All that is wrong with Intelectual Property laws

This year’s Nobel prize for physics went to Andre Geim for the development of a process for creating a sheet of graphene 1 atom thick which has useful electrical and physical properties. 1 Apparently Geim approached an electronics manufacturer about his discovery and whether his company would be willing to sponsor their patent for the next 20 years.  Here’s the guy’s direct quote:

We are looking at graphene, and it might have a future in the long term. If after ten years we find it’s really as good as it promises, we will put a hundred patent lawyers on it to write a hundred patents a day, and you will spend the rest of your life, and the gross domestic product of your little island, suing us.

That guy just epitomizes all that is wrong with intellectual property laws.  Believe it or not, most lawyers aren’t all that bad.  They’re basically tools, robots, if you will, when you think about it.  You tell them what you want and they go about trying to make it happen.  It’s not all that different than using a computer to do something for you.  You don’t care about all the zeroes and ones that change hands, you’re just happy that Facebook now reflects that you like puppies who think they’re people. 2

Someone approaches you because they think you might like their idea and you respond with:

I will sue you.  I will sue you until your life is nothing but a smoking crater.  I will personally see to it that everything you have ever loved or that has ever loved you is burned.  The very earth under each of your footsteps since birth shall be salted so that every living thing on this planet will know in their bones that you have lead a cursed life.  Your words will be twisted by soulless ghouls until even your own memory betrays you.  And, after all of that, you will look upon today and this moment as the least painful thing you have ever experienced.3

Why not just say, “Oh, no thank you.”

I mean, maybe we’re only getting half the story.  Maybe Geim just said something about this guy’s wife.    Maybe Geim said he was going to sue this guy.  Maybe Geim is a mean drunk.  But I tend to doubt it.

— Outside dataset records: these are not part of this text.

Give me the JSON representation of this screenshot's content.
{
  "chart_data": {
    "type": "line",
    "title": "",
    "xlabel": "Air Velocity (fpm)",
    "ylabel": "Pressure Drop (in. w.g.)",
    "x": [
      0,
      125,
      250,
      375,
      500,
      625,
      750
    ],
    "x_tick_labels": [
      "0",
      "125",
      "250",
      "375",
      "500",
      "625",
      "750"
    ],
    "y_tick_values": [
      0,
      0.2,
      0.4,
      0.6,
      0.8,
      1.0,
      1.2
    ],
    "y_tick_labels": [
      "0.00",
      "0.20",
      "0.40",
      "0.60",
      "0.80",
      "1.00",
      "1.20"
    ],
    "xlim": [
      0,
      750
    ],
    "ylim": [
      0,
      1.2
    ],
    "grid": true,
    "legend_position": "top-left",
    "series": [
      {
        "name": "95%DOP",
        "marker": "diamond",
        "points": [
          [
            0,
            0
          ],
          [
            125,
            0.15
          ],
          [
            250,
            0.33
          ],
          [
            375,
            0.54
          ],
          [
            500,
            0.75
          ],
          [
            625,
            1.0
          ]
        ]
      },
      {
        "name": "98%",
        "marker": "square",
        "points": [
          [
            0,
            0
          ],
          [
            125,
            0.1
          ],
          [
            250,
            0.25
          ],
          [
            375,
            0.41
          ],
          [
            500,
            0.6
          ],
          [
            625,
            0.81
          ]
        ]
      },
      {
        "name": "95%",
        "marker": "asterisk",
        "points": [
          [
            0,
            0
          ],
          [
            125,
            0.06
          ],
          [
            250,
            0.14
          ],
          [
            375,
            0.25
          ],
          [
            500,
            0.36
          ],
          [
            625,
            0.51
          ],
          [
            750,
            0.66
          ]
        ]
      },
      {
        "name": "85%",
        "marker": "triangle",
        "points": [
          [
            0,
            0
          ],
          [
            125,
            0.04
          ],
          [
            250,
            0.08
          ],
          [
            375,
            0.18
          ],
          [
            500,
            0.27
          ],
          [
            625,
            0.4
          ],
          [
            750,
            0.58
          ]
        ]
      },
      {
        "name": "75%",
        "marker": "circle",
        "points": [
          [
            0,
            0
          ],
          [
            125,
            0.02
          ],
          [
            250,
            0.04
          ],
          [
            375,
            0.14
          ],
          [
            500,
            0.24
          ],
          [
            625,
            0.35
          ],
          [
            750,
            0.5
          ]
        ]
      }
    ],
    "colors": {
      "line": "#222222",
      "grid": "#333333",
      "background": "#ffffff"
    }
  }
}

As much as I love open source projects, I also think intellectual property laws can be a very good thing.  If you have a great idea, why not get paid for it?  That said, I’m in favor of very short terms for copyright and patents.  Let a big company make a huge breakthrough – and let us, the guys in the garages, take it farther once the patents are up.  That certainly happened with Stratsys’s patent on FDM.

Profit and compensation are not bad things.  Intellectual property laws allow people to devote themselves to great ideas, advancing science and understanding.  They also allow people to make a living based on the quality of their ideas, rather than the quantity of their ideas.  This is to be encouraged.  But, ,making terms too long allow for crazy abuse scenarios – and incentivizes jerks who are willing to hire a hundred automatons to file a hundred patents and tie up a scientist in a nightmarish litigation hell for the rest of his life.

</rant>

  1. Thanks Slashdot []
  2. What do you mean you don’t?  What kind of monster are you?!? []
  3. How’s that for a scary Halloween story? []

2 thoughts on “All that is wrong with Intelectual Property laws

  1. The part of the system that is broken are the big multinational companies attitudes towards individual inventors. It is easy to make it prohibitively expensive to enforce patents against them. Unless the independent inventor is independently wealthy and wants to take a huge risk, they will have a hard time paying for enforcement of the already expensive patent.

    If Geim ended up obtaining a patent and wanted to assert the patent, as a non-practicing entity, against big multinational company. Big multinational company may contemplate settling for around what it would cost to defend the suit, but if Geim was asking more, it is likely big multinational company would indeed put as much resources necessary towards defeating the patent.

    Luis, I saw your post on the group too – very interesting topic – I want to update the paper referenced at the end of the discussion for the United States with a focus on the pitfalls that one can encounter duplicating a product and posting design files (copyright, trademark and patent, and how to attempt to do it while avoiding those pitfalls – without any guarantees) when I have time … but my lawyer superiors have me churning away on making patent type things happen for others.